The RAED recalled the Nobel laureate on the centenary of his birth, in the presence of his nephew and a specialist in his work, Adolfo Sotelo
The Royal European Academy of Doctors-Barcelona 1914 (RAED) paid tribute to Camilo José Cela on the centenary of his birth with the academic session “Centenario de un premio Nobel: Camilo José Cela” (Centennial of a Nobel laureate: Camilo José Cela), held in Barcelona on 27 November. The session, forming part of a cycle of events entitled “Personajes de la Historia” (Characters from History), was moderated by Xabier Añoveros, full academician and vice president of the RAED, with the participation of Julio Pérez Cela, doctor in Engineering, nephew of the honoree and vice president of the Foundation Camilo José Cela and Rosario Conde, and Adolfo Sotelo, Professor of History of Spanish Literature at the University of Barcelona, specialising in the work of Cela.
Pérez Cela began his speech by explaining Cela’s family background: his Galician branch, his first surname, and the English, second, until the writer’s birth in Iria Flavia. He then focused on the son of Camilo José Cela, who explained his family and university career -he is a professor of Philosophy of Law at the University of the Balearic Islands– and above all his efforts to highlight and keep alive the importance of his mother, Rosario Conde, in the organisation and literary success of his father.
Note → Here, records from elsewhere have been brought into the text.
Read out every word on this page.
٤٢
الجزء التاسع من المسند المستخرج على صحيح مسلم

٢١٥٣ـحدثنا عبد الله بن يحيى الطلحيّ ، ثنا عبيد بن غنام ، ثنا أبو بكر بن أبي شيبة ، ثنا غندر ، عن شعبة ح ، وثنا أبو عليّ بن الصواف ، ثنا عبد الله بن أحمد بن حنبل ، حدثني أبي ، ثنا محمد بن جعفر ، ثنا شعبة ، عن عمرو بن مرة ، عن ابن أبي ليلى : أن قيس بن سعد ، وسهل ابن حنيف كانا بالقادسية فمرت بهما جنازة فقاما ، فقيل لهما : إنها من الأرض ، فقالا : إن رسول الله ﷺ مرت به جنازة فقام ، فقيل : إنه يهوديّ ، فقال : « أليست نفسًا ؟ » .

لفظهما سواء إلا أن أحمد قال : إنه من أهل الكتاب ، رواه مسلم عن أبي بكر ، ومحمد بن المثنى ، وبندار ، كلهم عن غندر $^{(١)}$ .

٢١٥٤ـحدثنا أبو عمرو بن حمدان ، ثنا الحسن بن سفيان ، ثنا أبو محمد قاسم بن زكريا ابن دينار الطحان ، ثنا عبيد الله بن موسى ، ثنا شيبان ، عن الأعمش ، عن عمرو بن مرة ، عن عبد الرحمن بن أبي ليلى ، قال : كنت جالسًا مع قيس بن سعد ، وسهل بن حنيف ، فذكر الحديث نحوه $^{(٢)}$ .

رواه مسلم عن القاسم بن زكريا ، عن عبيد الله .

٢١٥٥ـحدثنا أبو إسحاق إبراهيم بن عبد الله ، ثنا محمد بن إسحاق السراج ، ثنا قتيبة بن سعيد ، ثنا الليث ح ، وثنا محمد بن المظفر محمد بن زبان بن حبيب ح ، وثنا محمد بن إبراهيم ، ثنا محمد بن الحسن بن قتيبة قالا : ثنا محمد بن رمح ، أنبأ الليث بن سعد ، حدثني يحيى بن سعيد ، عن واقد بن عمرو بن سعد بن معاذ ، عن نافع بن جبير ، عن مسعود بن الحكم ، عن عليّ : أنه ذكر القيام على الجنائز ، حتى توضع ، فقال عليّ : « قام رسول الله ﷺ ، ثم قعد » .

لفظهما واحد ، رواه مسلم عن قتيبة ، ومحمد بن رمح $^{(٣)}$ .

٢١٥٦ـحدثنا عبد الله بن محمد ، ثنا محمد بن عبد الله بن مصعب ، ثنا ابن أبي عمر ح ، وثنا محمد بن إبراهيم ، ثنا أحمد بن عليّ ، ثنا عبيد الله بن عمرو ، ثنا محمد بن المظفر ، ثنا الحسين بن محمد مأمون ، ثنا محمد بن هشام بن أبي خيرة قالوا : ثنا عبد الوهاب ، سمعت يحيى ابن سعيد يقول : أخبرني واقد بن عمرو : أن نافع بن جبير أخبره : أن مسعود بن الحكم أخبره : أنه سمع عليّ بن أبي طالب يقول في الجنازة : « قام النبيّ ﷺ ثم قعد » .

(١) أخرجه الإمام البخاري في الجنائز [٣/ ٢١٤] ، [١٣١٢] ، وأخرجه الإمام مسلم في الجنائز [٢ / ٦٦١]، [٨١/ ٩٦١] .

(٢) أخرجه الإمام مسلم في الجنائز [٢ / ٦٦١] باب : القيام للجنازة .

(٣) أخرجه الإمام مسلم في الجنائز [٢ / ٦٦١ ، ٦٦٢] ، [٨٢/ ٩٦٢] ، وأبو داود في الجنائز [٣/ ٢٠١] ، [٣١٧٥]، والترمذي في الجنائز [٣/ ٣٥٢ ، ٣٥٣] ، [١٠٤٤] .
He finished his speech by referring to the origins of the Foundation in Guadalajara, where the writer lived his last years until his death on 17 January, 2002.
Sotelo, meanwhile, reviewed the life of Cela from childhood and youth, highlighting the importance they had in his future literary life postwar, his involvement with the Spanish fascist Falange, his position in the apparatus of censorship of the regime and his friendship with many writers and thinkers both official and clandestine of the Spain of that time. The scholar reviewed one by one the works of the Nobel laureate, from “Pisando la dudosa luz del día” (Stepping into the dubious light of the day), a poetry book written in 1935 with the influence of Federico García Lorca, Pedro Salinas and Pablo Neruda, until the publication of “La familia de Pascual Duarte” (The family of Pascual Duarte). A work that although at the beginning did not enjoy excessive success, because of the gloomy of its text, little in agreement with a Spain that wanted to forget a fratricidal war, the strength of its prose turned it into a successful and groundbreaking novel, the most translated work in Spanish after “Don Quixote”.
Sotelo also reviewed reference works such as “Pabellón de reposo” (Rest Pavilion), a novel based on and written in the period when he was recovering from a relapse of tuberculosis in a sanatorium in the mountains of Madrid, and “Nuevas aventuras y desventuras del Lazarillo de Tormes” (New adventures and misadventures of Lazarillo de Tormes), prior to his culminating achievement: “La Colmena” (The Beehive). A novel that had many difficulties with the censors, and was finally published in Buenos Aires in 1952. The professor also commented in detail the Venezuelan literary adventure of Cela to write “La Catira” (The Catira) and the preparations and development of his trip to the Alcarria that culminated with the appearance of the most original and widely read travel story in the Spanish language. Sotelo also emphasized the importance of two other novels: “Mrs. Caldwel habla con su hijo” (Mrs. Caldwel speaks with her son), about a curious and tormented maternal-filial relationship, and “Mazurca para dos muertos” (Mazurca for two dead), one of the three novels of content and Galician development he had planned to write, but it was left in one. It’s a novel of rural Galicia with its crudeness, its poetry, its symbolism and its realism.